No fatal accident involving Part 121 or 135 scheduled carriers occurred in 2002, versus three last year in which 24 people died, according to NTSB data. The crash of an Air Midwest Beech 1900 in Charlotte, N.C., accounted for 21 of those fatalities. More serious crashes by air-taxi operations raised their total and fatal accidents per 100,000 flight hours from 2.03 to 2.61, and 0.62 to 0.64, respectively, in 2002 and 2003.
The NTSB issued a scathing indictment of the FAA’s oversight of contract maintenance providers, essentially validating a DOT inspector general’s report that again exposed one of the lesser known practices of the U.S. airline industry. The latest report, made public in late February, again pointed to lax FAA scrutiny of a third-party maintenance contractor as one of the main contributors to the January 2003 crash of Air Midwest Flight 5481.
The Argentine government took emergency action last month, relieving the nation’s Air Force of responsibility for providing ATC services. The government announced the creation of the National Administration of Civil Aviation, a civilian entity that will take over ATC in the country. The decision came after pilots and air traffic controllers complained about poor aviation safety.
BEECH 65-A90, FENTRESS, TEXAS, OCT. 17, 2003–King Air N511BF was destroyed during a forced landing at approximately 3:30 p.m., following a loss of engine power near Fentress. The sole-occupant commercial-rated pilot sustained minor injuries. The King Air A90 was registered to American Aircraft Sales International of Venice, Fla., and was operated by Sky Dive San Marcos of San Marcos, Texas.
PIPER PA-46-500TP, DAYTONA BEACH, FLA., DEC. 17, 2003–At 9:33 a.m. EST Piper Meridian N155BM was destroyed when it crashed into trees near Daytona Beach. The aircraft was operating under Part 91 on a personal flight in marginal VMC and was not on a flight plan. The non-instrument-rated private pilot and his only passenger were killed.

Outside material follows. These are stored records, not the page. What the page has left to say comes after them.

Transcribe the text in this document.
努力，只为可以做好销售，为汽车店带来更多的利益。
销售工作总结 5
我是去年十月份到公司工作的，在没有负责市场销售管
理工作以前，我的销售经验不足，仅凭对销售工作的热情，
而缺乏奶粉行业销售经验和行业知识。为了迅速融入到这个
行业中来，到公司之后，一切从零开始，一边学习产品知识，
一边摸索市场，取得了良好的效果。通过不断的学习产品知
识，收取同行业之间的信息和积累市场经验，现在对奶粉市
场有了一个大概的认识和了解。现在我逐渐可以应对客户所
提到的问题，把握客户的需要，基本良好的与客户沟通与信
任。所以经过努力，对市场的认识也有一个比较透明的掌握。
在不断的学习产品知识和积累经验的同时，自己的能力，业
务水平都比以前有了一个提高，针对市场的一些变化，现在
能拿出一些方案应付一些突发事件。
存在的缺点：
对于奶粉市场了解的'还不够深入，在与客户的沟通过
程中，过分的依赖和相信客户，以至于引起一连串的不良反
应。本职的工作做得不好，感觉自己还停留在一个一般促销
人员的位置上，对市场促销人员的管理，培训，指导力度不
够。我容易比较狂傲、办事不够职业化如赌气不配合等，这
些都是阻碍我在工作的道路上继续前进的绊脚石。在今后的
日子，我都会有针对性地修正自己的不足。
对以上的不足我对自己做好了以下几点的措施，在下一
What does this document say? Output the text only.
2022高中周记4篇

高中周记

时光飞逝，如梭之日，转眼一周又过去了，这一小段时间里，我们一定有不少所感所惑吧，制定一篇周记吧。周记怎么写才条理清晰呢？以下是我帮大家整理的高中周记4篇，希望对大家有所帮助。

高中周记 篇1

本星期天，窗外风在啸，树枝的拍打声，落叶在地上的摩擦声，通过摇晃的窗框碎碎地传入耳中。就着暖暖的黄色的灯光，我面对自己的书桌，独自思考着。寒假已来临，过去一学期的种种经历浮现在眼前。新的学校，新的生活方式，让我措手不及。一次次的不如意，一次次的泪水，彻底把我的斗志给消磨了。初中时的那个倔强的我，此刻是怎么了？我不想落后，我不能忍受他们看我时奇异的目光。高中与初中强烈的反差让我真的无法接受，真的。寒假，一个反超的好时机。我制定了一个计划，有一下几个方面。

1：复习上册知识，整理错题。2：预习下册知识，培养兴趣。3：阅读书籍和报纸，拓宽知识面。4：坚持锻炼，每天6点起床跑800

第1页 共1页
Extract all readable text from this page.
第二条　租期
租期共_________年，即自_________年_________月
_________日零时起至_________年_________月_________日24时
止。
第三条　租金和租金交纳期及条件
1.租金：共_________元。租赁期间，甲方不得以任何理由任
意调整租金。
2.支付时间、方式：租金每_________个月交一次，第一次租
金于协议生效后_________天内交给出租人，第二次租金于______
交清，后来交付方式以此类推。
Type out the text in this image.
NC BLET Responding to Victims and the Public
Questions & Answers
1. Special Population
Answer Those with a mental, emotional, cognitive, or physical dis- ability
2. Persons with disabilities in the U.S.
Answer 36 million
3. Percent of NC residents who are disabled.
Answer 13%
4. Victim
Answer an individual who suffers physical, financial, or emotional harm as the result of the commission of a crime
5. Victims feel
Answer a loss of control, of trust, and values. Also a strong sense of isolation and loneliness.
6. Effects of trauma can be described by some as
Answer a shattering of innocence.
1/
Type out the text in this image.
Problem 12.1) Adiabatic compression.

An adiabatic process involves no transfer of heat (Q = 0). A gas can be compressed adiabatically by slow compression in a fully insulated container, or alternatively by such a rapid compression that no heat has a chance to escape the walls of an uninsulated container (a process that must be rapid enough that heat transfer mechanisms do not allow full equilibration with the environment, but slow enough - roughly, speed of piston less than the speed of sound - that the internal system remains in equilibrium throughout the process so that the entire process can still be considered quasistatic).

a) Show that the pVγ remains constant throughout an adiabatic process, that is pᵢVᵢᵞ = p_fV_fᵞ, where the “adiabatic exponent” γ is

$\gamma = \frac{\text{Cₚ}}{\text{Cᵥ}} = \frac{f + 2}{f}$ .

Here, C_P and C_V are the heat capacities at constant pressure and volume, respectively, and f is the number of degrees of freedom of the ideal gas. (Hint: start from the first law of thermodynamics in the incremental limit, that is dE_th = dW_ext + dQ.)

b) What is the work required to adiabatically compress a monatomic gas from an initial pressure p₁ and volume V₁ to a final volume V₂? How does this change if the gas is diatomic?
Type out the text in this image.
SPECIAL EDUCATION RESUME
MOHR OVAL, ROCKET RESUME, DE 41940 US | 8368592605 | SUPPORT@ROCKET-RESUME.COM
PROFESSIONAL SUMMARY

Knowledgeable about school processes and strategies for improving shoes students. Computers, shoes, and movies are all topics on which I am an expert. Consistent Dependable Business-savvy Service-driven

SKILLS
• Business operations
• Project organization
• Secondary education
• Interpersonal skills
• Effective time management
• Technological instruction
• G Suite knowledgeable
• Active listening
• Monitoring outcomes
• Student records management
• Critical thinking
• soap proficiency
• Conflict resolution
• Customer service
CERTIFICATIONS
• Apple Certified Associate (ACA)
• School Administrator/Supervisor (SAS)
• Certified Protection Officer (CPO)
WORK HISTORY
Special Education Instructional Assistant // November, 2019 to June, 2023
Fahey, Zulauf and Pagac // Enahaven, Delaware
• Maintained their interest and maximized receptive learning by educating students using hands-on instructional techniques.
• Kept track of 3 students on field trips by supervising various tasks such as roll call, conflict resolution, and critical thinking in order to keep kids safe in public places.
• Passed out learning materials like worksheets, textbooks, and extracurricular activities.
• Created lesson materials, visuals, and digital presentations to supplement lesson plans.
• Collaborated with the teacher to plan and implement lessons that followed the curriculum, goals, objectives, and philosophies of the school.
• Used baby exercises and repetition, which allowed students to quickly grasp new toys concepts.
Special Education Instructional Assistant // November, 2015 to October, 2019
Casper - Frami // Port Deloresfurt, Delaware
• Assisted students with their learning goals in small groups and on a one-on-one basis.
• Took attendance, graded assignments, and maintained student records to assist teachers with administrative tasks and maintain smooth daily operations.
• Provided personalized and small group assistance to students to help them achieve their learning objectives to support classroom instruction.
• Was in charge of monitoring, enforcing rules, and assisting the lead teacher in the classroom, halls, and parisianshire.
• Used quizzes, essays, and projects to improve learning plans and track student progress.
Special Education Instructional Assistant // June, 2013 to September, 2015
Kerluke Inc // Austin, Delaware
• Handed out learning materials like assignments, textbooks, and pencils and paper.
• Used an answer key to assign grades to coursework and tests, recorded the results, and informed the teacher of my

AYRES S2T-T65, MAGDALENA, N.M., JAN. 8, 2004–Ayres N3100E, registered to the U.S. Department of State Bureau for International Narcotics and Law Enforcement Matters (INM), was destroyed during a forced landing in a heavily forested area west of Magdalena at approximately 10 a.m. According to the local police, the engine quit, and after the airplane crashed it was consumed by fire.
BEECH KING AIR E90, GALESBURG, ILL., JAN. 8, 2004–During climbout from Galesburg Municipal Airport (GBG) at about 2:27 p.m., King Air N48TA sustained substantial damage when the cabin door opened in flight, became separated and struck the empennage. The nonscheduled domestic passenger flight, headed for Mountain Empire Airport (MKJ) near Marion, Va., was operated by Tidewater Aero under Part 135.